Bastia2005 Alors qu’une grande partie des mesures gouvernementales entrant dans la « révision générale des politiques publiques » a déjà été mise en œuvre en Corse comme dans l’ensemble du pays, on nous annonce comme un grand succès le maintien des deux Chambres de Commerce et d’Industrie de Corse pourtant promises à la fusion.

Claude Guéant lui-même, le secrétaire général de la présidence de la République, s’y serait employé.

Je ne suis pas le dernier à me réjouir qu’un petit coup d’arrêt ait été donné à cette politique si néfaste pour la Corse en général et pour Bastia en particulier. Car sous couvert de rationalisation de l’administration, on assiste depuis quelques années à la disparition méthodique de pans entiers de service public qui sont transférés au privé et ce mouvement, on le voit bien, se fait souvent au détriment de Bastia.

Mais jusqu’où peut-on se réjouir quand on sait que, pour une fois, la fusion devait se faire au profit de Bastia ?

Jusqu’en octobre dernier la mesure semblait acquise et chacun était d’accord sur la création d’une CCI régionale à Bastia, reconnaissant ainsi sa primauté économique comme l’a rappelé Claude Guéant " le leadership traditionnel bastiais " et le " nécessaire équilibre territorial à respecter dans l'île ".

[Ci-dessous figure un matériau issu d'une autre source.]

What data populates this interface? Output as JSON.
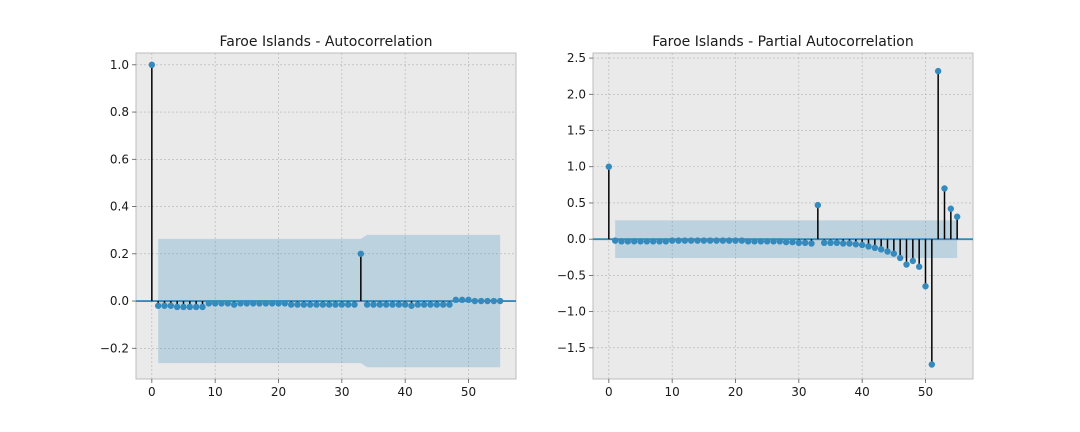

Aujourd’hui on s’oriente vers le maintien des deux entités départementales avec une simple mutualisation à Bastia de quelques missions administratives déconnectées du terrain (service juridique, ressources humaines, etc.).

Si je ne suis pas hostile à cette solution, je regrette que les fusions des services publics au bénéfice d’Ajaccio se soient toutes déroulées sans anicroches (EDF, GDF, Poste, Télécom, Etat, …) et que la raison n’ait prévalu que lorsqu’il s’est agit de faire l’inverse.

En tant qu’élu bastiais, je refuse cette rationalisation à sens unique.